Like Gay, I tried to “fix the problem.” I tried motivating myself by watching the biggest loser, tried all the diets out there, and I even started binging and purging. The binging/purging didn’t last super long though because frankly I was super bad at that. I hated my body so much that I wanted to punish it. When Gay talked about punishing herself, I almost went into tears because I was once that person too. Instead, I use a razor in order to punish myself for not even being able to binge/purge. I’m still struggling with my weight today. It’s a physical and mental roller coaster. Trying to be happy in a body that other sees as dissatisfying puts a toll on someone.

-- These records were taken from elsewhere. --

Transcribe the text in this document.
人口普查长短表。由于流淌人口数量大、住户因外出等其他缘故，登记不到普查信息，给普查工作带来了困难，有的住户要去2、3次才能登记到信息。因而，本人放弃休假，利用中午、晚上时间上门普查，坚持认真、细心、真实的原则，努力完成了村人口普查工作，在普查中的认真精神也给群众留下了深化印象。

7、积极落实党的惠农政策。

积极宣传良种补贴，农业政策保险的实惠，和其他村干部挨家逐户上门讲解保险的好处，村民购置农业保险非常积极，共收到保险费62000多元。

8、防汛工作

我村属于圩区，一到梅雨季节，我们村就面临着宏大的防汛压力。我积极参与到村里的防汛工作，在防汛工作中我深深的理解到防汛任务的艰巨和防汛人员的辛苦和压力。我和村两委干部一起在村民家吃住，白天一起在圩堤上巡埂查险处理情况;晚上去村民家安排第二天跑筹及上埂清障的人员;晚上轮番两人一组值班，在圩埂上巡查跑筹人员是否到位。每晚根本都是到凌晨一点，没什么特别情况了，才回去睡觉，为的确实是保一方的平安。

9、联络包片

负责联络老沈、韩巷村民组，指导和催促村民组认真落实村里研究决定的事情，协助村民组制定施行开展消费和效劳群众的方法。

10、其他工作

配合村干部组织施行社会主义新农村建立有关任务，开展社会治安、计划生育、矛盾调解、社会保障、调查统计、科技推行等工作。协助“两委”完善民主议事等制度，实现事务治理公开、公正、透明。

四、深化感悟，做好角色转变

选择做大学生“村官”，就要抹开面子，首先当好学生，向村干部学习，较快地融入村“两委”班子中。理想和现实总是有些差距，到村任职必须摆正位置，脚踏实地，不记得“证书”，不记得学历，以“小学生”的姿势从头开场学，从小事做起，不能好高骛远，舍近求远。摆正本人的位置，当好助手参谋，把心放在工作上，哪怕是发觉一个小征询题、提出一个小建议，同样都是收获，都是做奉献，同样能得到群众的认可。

Gay teaches us that we shouldn’t punish ourselves for being who we are. We shouldn’t punish ourselves about not satisfying society’s standards of physical beauty. We shouldn’t punish ourselves at all.

This is one of those books that I’m probably am going to end up buying in the near future (although I don’t buy books anymore). I’m glad someone finally wrote a book that talks about being fat in a humane and honest way instead of trying to motivate the reader to “fix the problem”

There’s so much more to unravel with this novel but I will leave you with this. Open your mind and read this book. Set aside past prejudices, the glamorizations of losing weight, and all the typical things society wants us to do. Just read and learn.